4) Introduced bounded pair-pruning for large-set grouping
For both photo-library and local-file grouping, we kept exact pairwise behavior for smaller sets, but for larger sets we enabled bounded comparisons:
- neighbor-span limit
- time-window limit
This reduces pair explosion in very large runs while preserving strong practical grouping quality for user workflows.
Why this matters
Users care that a scan finishes in a reasonable time more than they care that every mathematically possible distant pair was compared.
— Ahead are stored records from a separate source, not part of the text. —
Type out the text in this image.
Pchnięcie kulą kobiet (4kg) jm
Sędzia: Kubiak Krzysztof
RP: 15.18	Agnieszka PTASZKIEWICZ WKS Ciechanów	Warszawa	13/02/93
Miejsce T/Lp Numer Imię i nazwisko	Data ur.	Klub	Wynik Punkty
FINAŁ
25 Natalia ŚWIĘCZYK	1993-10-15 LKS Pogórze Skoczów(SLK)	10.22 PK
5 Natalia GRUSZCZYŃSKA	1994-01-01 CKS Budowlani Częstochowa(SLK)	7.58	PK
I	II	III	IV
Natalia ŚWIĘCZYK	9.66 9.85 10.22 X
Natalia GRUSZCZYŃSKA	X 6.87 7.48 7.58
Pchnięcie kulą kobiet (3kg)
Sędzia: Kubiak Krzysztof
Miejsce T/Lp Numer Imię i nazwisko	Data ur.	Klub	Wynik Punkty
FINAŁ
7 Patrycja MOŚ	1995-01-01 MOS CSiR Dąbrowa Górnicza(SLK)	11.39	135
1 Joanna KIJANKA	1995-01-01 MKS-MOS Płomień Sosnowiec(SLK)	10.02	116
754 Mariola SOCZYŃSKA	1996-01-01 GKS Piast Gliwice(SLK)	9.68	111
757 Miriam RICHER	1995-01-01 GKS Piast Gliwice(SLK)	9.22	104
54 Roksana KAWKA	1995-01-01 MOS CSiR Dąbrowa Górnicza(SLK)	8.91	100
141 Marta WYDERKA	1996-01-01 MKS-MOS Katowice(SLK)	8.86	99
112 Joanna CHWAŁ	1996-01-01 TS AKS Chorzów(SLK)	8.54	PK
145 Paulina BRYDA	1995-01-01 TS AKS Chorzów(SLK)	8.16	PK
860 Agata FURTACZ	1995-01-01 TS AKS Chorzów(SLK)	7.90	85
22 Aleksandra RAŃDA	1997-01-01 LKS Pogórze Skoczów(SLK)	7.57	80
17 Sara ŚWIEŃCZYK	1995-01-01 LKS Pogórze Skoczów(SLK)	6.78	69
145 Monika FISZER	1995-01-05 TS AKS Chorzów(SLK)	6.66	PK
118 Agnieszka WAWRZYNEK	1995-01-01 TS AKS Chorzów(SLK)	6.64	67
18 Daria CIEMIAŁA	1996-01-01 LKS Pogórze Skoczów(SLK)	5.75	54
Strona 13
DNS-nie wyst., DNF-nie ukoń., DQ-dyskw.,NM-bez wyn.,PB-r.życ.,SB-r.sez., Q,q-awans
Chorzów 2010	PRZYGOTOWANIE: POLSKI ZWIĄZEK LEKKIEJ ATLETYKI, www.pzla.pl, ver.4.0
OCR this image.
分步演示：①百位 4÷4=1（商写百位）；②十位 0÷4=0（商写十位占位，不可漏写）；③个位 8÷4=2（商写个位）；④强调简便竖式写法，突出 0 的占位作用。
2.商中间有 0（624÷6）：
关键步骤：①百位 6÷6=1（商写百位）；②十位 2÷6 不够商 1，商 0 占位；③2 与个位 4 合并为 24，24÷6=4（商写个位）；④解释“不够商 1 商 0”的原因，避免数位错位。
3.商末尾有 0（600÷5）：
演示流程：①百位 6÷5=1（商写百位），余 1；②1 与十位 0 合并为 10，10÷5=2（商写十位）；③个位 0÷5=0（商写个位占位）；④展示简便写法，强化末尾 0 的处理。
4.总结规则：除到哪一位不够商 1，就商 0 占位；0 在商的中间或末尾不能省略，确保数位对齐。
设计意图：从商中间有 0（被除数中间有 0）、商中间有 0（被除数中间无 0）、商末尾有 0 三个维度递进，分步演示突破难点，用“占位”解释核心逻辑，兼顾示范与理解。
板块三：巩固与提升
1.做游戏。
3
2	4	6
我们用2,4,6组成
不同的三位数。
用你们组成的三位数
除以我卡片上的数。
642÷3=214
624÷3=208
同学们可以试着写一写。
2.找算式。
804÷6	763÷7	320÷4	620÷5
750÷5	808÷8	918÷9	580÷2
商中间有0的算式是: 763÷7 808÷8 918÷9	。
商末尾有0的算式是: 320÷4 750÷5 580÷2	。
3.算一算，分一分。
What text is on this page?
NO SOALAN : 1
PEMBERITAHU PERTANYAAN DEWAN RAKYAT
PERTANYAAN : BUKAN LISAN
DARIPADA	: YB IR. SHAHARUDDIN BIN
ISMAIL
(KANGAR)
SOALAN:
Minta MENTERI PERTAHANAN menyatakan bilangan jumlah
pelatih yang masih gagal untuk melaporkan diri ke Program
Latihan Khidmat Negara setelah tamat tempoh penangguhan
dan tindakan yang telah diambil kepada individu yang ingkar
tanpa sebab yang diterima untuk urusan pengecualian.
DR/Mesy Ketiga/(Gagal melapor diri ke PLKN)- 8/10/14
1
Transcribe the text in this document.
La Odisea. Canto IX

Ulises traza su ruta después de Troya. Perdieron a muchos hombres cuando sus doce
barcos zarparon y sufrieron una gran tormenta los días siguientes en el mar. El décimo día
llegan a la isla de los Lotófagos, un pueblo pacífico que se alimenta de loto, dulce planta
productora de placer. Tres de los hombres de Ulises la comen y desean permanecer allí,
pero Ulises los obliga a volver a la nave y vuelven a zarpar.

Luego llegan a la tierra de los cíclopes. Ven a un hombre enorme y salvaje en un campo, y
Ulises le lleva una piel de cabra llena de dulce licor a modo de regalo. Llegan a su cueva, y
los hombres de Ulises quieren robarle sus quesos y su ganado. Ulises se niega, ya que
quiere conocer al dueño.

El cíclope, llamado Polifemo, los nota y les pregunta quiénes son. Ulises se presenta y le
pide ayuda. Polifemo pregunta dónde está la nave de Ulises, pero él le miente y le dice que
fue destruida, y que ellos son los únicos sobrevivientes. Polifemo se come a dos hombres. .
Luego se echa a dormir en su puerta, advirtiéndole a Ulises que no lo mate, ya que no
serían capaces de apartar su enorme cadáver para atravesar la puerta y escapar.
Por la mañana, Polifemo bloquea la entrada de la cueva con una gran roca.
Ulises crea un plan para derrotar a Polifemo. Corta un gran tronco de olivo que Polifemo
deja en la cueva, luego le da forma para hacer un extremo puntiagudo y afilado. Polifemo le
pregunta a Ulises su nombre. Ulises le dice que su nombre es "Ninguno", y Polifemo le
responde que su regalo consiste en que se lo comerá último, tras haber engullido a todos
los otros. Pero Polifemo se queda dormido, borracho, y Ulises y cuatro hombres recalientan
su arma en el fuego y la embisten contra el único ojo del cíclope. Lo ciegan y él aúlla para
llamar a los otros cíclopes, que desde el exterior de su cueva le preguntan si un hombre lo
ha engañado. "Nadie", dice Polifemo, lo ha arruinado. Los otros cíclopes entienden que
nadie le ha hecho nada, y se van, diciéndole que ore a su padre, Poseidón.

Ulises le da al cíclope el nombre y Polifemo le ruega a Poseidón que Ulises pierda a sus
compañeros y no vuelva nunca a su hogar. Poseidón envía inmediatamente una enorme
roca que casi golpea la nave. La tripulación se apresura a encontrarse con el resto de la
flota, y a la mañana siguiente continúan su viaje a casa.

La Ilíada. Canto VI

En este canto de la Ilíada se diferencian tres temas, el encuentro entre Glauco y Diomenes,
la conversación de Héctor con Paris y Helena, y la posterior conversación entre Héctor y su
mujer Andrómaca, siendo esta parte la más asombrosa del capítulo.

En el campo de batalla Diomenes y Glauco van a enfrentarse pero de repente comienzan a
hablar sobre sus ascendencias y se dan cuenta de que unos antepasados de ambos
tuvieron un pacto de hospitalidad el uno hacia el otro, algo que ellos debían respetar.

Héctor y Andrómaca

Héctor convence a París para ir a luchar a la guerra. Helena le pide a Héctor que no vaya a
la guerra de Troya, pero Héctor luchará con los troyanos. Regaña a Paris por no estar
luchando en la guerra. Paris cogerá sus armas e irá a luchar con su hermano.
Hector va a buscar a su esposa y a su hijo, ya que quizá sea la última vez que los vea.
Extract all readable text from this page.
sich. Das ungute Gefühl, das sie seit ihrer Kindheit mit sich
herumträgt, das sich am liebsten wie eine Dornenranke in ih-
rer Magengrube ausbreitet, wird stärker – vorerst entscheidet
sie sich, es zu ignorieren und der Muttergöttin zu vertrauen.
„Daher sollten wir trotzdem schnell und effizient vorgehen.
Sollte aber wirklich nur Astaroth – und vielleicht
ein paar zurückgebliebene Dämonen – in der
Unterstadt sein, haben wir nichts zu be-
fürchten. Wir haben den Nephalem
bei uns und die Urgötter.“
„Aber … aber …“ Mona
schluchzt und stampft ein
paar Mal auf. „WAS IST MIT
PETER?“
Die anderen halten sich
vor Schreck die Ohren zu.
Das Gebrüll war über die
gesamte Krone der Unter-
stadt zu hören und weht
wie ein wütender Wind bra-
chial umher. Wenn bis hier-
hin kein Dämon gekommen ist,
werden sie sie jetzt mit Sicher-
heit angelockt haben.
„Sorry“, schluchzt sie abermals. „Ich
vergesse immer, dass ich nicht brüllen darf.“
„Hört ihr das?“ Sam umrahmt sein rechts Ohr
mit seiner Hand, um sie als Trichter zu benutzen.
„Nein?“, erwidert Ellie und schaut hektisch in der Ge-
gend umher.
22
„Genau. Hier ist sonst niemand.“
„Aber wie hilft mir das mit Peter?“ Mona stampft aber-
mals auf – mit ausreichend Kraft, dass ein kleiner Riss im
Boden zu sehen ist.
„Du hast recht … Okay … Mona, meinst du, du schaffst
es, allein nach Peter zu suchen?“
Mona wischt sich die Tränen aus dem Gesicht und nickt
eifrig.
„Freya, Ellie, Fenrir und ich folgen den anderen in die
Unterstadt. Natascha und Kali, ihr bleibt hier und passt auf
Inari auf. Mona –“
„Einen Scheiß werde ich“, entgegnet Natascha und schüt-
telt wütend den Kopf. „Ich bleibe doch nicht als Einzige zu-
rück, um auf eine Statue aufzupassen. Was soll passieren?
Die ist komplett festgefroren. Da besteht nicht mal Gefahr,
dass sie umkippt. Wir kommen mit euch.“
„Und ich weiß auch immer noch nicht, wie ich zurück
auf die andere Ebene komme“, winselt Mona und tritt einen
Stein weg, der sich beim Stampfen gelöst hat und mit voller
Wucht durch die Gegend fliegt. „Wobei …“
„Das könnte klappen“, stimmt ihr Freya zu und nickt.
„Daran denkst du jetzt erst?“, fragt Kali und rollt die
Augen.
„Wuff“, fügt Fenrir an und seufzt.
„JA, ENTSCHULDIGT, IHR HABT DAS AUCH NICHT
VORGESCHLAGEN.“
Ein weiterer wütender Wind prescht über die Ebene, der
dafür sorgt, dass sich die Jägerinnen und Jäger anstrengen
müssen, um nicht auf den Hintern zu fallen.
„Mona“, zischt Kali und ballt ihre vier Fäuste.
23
This is a deliberate product tradeoff: faster completion and better perceived responsiveness for real-world cleanup sessions.
What users should feel now
If we did this right, users won’t notice “optimization work.” They’ll notice outcomes:
- scans start and progress more smoothly
- scrolling and reviewing feels less jumpy
- large libraries remain usable instead of degrading sharply
- cleanup sessions feel shorter and more predictable
That’s the real KPI in consumer cleanup tools: trust through responsiveness.
Tradeoffs and guardrails
These changes intentionally balance correctness and speed:
- We did not claim synthetic benchmark wins without trace data.
- We introduced pair-pruning only when dataset size justifies it.
- We preserved existing behavior for smaller sets where exactness is cheap.
- We kept the architecture consistent with existing cache-first patterns.
What’s next
The next step is measurement-backed iteration:
- add lightweight phase timers (extract vs group vs render)
- record scan-size buckets to evaluate pruning thresholds
- run Instruments passes on representative libraries
- tune bounds from observed behavior, not assumptions
In short: this pass strengthens the app’s foundation for scale, while keeping the product promise intact:
help people declutter fast, without friction.